"Bergman" says the aging, overweight crime profiler when asked his name the morning after by a woman he has preyed upon/picked up at a group therapy class he's attending at the suggestion of his shrink. "Like the film director" says she trying unsuccessfully to make polite conversation with a serial womaniser whose backstory involves the death of his wife and child in the tsunami and which still haunts him. Bergman is another creation of Hans Rosenfeldt of The Bridge fame, this time working with Michael Hjorth who co-writes and directs one of the two feature length episodes that make up this Brit issue DVD. (You'll have to get it through Amazon or other supplier in the UK.)
While the bleakness of the mighty Ingmar's work lurks all about, the series takes a cue from Silence of the Lambs in setting Bergman after a particularly devious serial killer whom he put away in jail but whose mastery of crime is such that he is committing crimes via surrogates. Bergman has been a wreck for awhile but his skills are such that the wallopers who are nonplussed are forced to recall him for his ability to see through the fog of information and intuit evil intent. The fact that he has had an horrendous personal life which makes him hate everybody, good and bad, is one of the tropes of this particular part of the trade.

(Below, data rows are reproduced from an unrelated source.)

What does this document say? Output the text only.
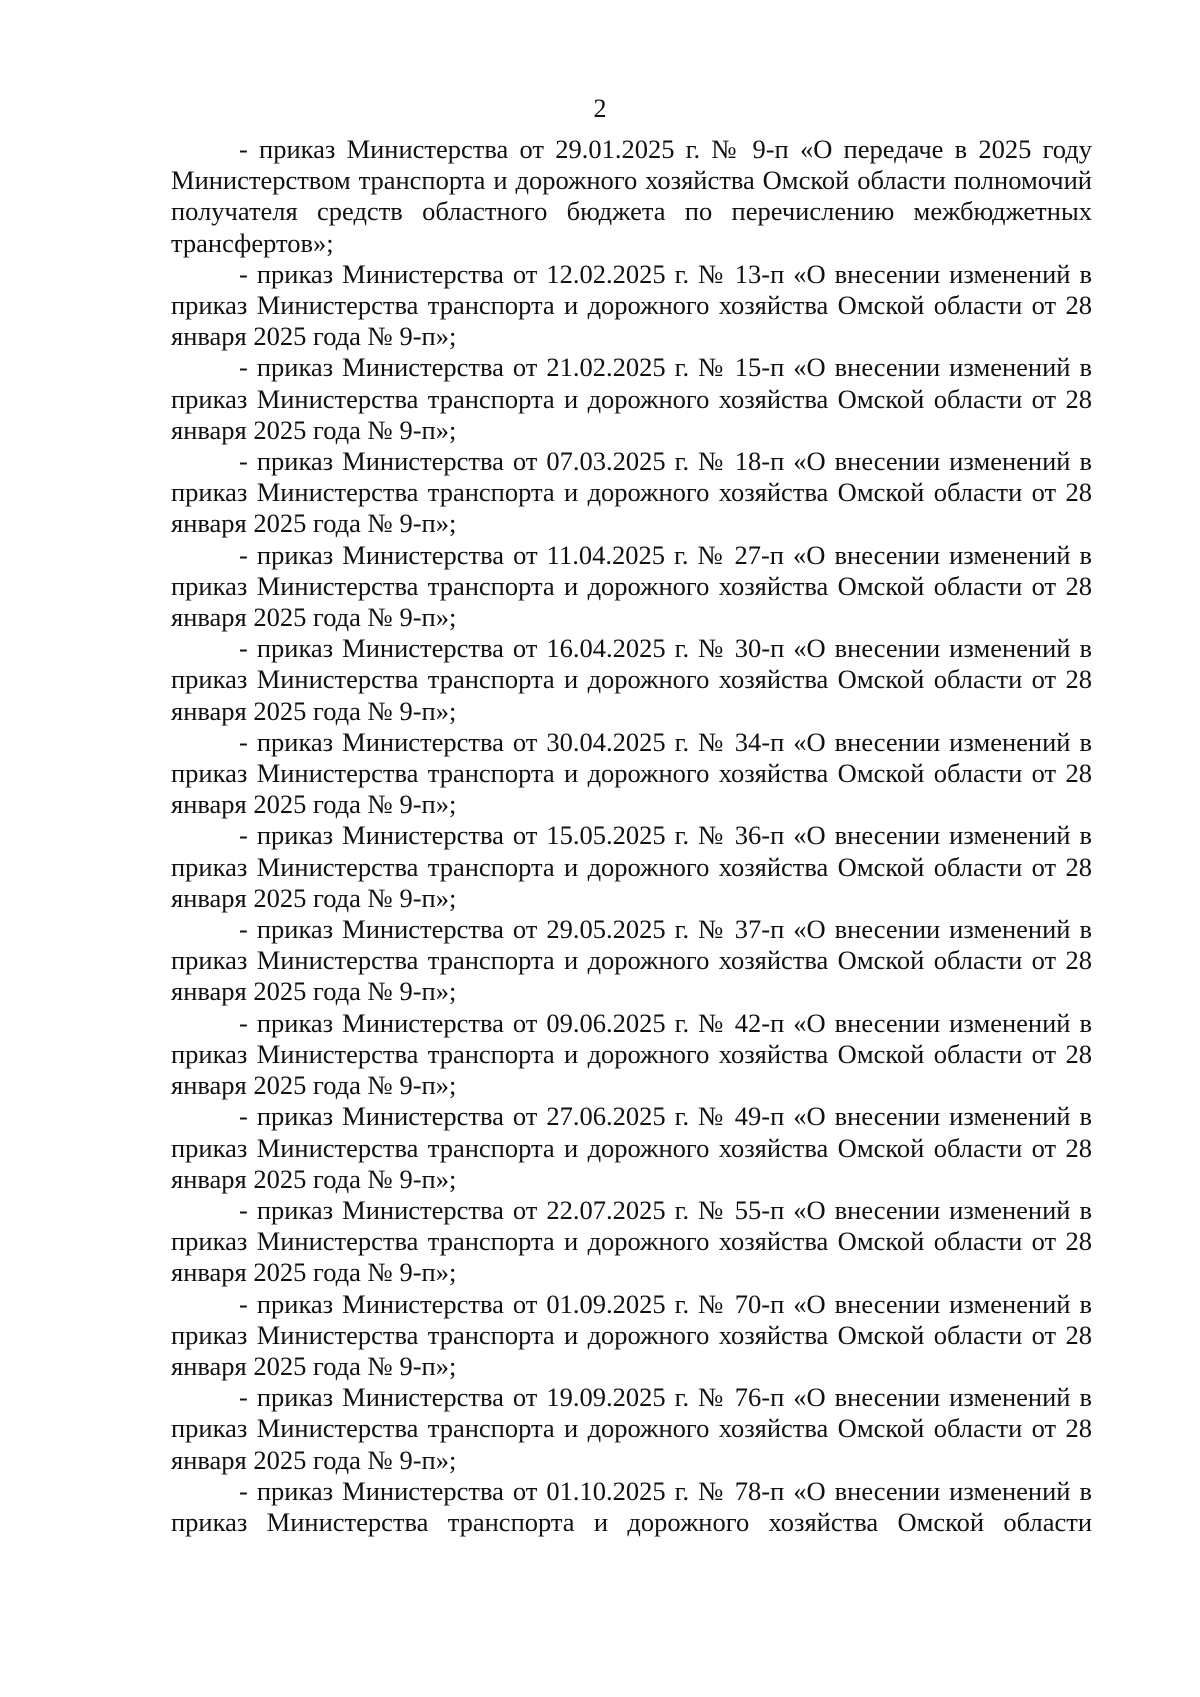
2

- приказ Министерства от 29.01.2025 г. № 9-п «О передаче в 2025 году Министерством транспорта и дорожного хозяйства Омской области полномочий получателя средств областного бюджета по перечислению межбюджетных трансфертов»;

- приказ Министерства от 12.02.2025 г. № 13-п «О внесении изменений в приказ Министерства транспорта и дорожного хозяйства Омской области от 28 января 2025 года № 9-п»;

- приказ Министерства от 21.02.2025 г. № 15-п «О внесении изменений в приказ Министерства транспорта и дорожного хозяйства Омской области от 28 января 2025 года № 9-п»;

- приказ Министерства от 07.03.2025 г. № 18-п «О внесении изменений в приказ Министерства транспорта и дорожного хозяйства Омской области от 28 января 2025 года № 9-п»;

- приказ Министерства от 11.04.2025 г. № 27-п «О внесении изменений в приказ Министерства транспорта и дорожного хозяйства Омской области от 28 января 2025 года № 9-п»;

- приказ Министерства от 16.04.2025 г. № 30-п «О внесении изменений в приказ Министерства транспорта и дорожного хозяйства Омской области от 28 января 2025 года № 9-п»;

- приказ Министерства от 30.04.2025 г. № 34-п «О внесении изменений в приказ Министерства транспорта и дорожного хозяйства Омской области от 28 января 2025 года № 9-п»;

- приказ Министерства от 15.05.2025 г. № 36-п «О внесении изменений в приказ Министерства транспорта и дорожного хозяйства Омской области от 28 января 2025 года № 9-п»;

- приказ Министерства от 29.05.2025 г. № 37-п «О внесении изменений в приказ Министерства транспорта и дорожного хозяйства Омской области от 28 января 2025 года № 9-п»;

- приказ Министерства от 09.06.2025 г. № 42-п «О внесении изменений в приказ Министерства транспорта и дорожного хозяйства Омской области от 28 января 2025 года № 9-п»;

- приказ Министерства от 27.06.2025 г. № 49-п «О внесении изменений в приказ Министерства транспорта и дорожного хозяйства Омской области от 28 января 2025 года № 9-п»;

- приказ Министерства от 22.07.2025 г. № 55-п «О внесении изменений в приказ Министерства транспорта и дорожного хозяйства Омской области от 28 января 2025 года № 9-п»;

- приказ Министерства от 01.09.2025 г. № 70-п «О внесении изменений в приказ Министерства транспорта и дорожного хозяйства Омской области от 28 января 2025 года № 9-п»;

- приказ Министерства от 19.09.2025 г. № 76-п «О внесении изменений в приказ Министерства транспорта и дорожного хозяйства Омской области от 28 января 2025 года № 9-п»;

- приказ Министерства от 01.10.2025 г. № 78-п «О внесении изменений в приказ Министерства транспорта и дорожного хозяйства Омской области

There are two directors used in this two film but interlinked set but both work seamlessly. The camera is mostly hand held, very edgy and the cutting takes you backwards and forwards. This lesswens the impact of the violence itself and strangely enough it is further minimised by a decision to render much of it via still photographs of the murder scenes and victims.
I'm not sure why SBS has passed on this one (if indeed it has) and nobody among the indie distributors has picked up any rights apparently from my observation of the shelves at JB Hi-Fi. But definitely up to the standard. A well constructed crime, an intriguing criminal, a fallen detective, an angelic associate, the cool Swedish light. Excellent viewing.